SUMATERA BARAT — Isu transhipment yang menyeret nama Indonesia dalam laporan berjudul 'The Great Transhipment Scam' dinilai tidak berdampak pada kelanjutan Agreement on Reciprocal Trade (ART) antara Indonesia dan Amerika Serikat. Airlangga menegaskan, kesepakatan yang telah ditandatangani itu hanya menunggu proses lanjutan dari Section 301.
"Kan belum ada langkah apa-apa. Jadi, ya kami monitor saja. Tapi apa yang disampaikan kan tidak sesuai dengan apa yang faktanya yang ada," ujarnya di kantor Kemenko Perekonomian, Jakarta, Jumat (21/8).
Airlangga menyebut isu transhipment tidak pernah masuk dalam pembahasan teknis perjanjian dagang dengan AS. Ia optimistis kesepakatan yang sudah diteken tidak akan terpengaruh oleh tuduhan yang dilontarkan Kantor Kebijakan Perdagangan dan Manufaktur Gedung Putih tersebut.
"Sepertinya tidak akan mempengaruhi ART karena ART kan sudah kita tandatangani dan tinggal menunggu proses selanjutnya dari Section 301," kata Airlangga.
Jika dalam proses lanjutan ditemukan hal yang perlu disempurnakan, pemerintah membuka peluang untuk melakukan amandemen sebelum akhirnya diratifikasi kedua negara. "Kalau itu sudah ada penyempurnaan akan ada amandemen, kemudian proses berikutnya adalah ratifikasi masing-masing," jelasnya.
Laporan Gedung Putih menempatkan Indonesia dalam kategori tier 2 sebagai negara dengan industri manufaktur yang terintegrasi dengan Cina dan memiliki ekspor signifikan ke AS, khususnya produk plastik dan turunannya. Kawasan industri Batam dan Bekasi bahkan disebut-sebut menjadi bagian dari jaringan pengalihan barang tersebut.
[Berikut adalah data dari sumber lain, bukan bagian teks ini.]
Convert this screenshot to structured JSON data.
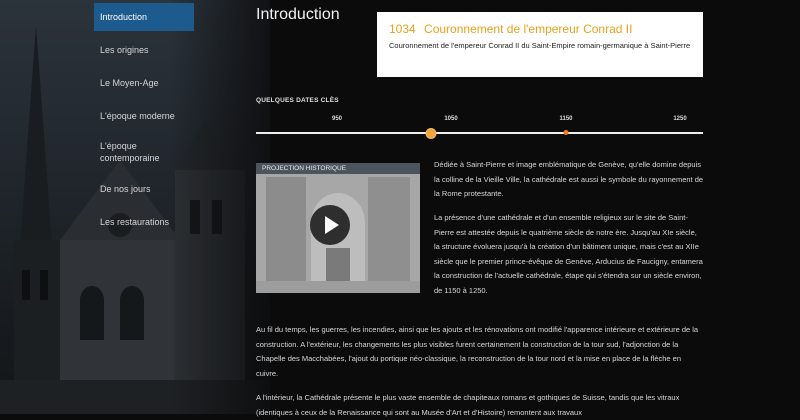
{
  "nav": {
    "items": [
      {
        "label": "Introduction"
      },
      {
        "label": "Les origines"
      },
      {
        "label": "Le Moyen-Age"
      },
      {
        "label": "L'époque moderne"
      },
      {
        "label": "L'époque contemporaine"
      },
      {
        "label": "De nos jours"
      },
      {
        "label": "Les restaurations"
      }
    ]
  },
  "page": {
    "title": "Introduction"
  },
  "event": {
    "year": "1034",
    "title": "Couronnement de l'empereur Conrad II",
    "description": "Couronnement de l'empereur Conrad II du Saint-Empire romain-germanique à Saint-Pierre"
  },
  "timeline": {
    "label": "QUELQUES DATES CLÈS",
    "ticks": [
      "950",
      "1050",
      "1150",
      "1250"
    ]
  },
  "video": {
    "caption": "PROJECTION HISTORIQUE"
  },
  "content": {
    "p1": "Dédiée à Saint-Pierre et image emblématique de Genève, qu'elle domine depuis la colline de la Vieille Ville, la cathédrale est aussi le symbole du rayonnement de la Rome protestante.",
    "p2": "La présence d'une cathédrale et d'un ensemble religieux sur le site de Saint-Pierre est attestée depuis le quatrième siècle de notre ère. Jusqu'au XIe siècle, la structure évoluera jusqu'à la création d'un bâtiment unique, mais c'est au XIIe siècle que le premier prince-évêque de Genève, Arducius de Faucigny, entamera la construction de l'actuelle cathédrale, étape qui s'étendra sur un siècle environ, de 1150 à 1250.",
    "p3": "Au fil du temps, les guerres, les incendies, ainsi que les ajouts et les rénovations ont modifié l'apparence intérieure et extérieure de la construction. A l'extérieur, les changements les plus visibles furent certainement la construction de la tour sud, l'adjonction de la Chapelle des Macchabées, l'ajout du portique néo-classique, la reconstruction de la tour nord et la mise en place de la flèche en cuivre.",
    "p4": "A l'intérieur, la Cathédrale présente le plus vaste ensemble de chapiteaux romans et gothiques de Suisse, tandis que les vitraux (identiques à ceux de la Renaissance qui sont au Musée d'Art et d'Histoire) remontent aux travaux"
  }
}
Klaim itu langsung dibantah keras. Airlangga menegaskan kedua kawasan industri tersebut telah beroperasi sejak era 1990-an dan diisi oleh sektor manufaktur yang legal serta terintegrasi dengan rantai pasok global.
"Kita dapat menyatakan kawasan industri Batam dan Bekasi itu sudah ada sejak tahun 90-an. Dan industri yang ada di sana kebanyakan industri manufaktur," tegasnya.
Dalam laporan tersebut, AS menyoroti praktik shadow transhipment network yang melibatkan lebih dari 40 negara. Skema ini diduga digunakan eksportir Cina untuk menghindari tarif tinggi dengan cara memindahkan barang ke negara ketiga sebelum masuk ke pasar AS.
Modus yang digunakan beragam, mulai dari pelabelan ulang, pengemasan ulang, penerbitan faktur baru, pemrosesan minor, hingga klaim negara asal palsu. Praktik ini membuat barang yang tiba di AS tampak berasal dari negara dengan tarif lebih rendah.
Selain Indonesia, laporan tersebut juga menyebut Brasil, Malaysia, Thailand, Turki, dan Vietnam sebagai bagian dari jaringan transhipment global. Namun, Airlangga menegaskan pemerintah tidak pernah dilibatkan atau diberitahu mengenai studi tersebut.
"Indonesia tidak pernah terlibat ataupun diberitahu mengenai adanya studi ini," kata Airlangga di kantor Kemenko Perekonomian, Jakarta Pusat, Kamis (20/8).
Pemerintah kini fokus memantau perkembangan isu ini sambil memastikan iklim investasi dan perdagangan tetap kondusif. Bantahan resmi telah disampaikan, dan langkah diplomasi lanjutan diyakini akan memperjelas posisi Indonesia di mata mitra dagang utama tersebut.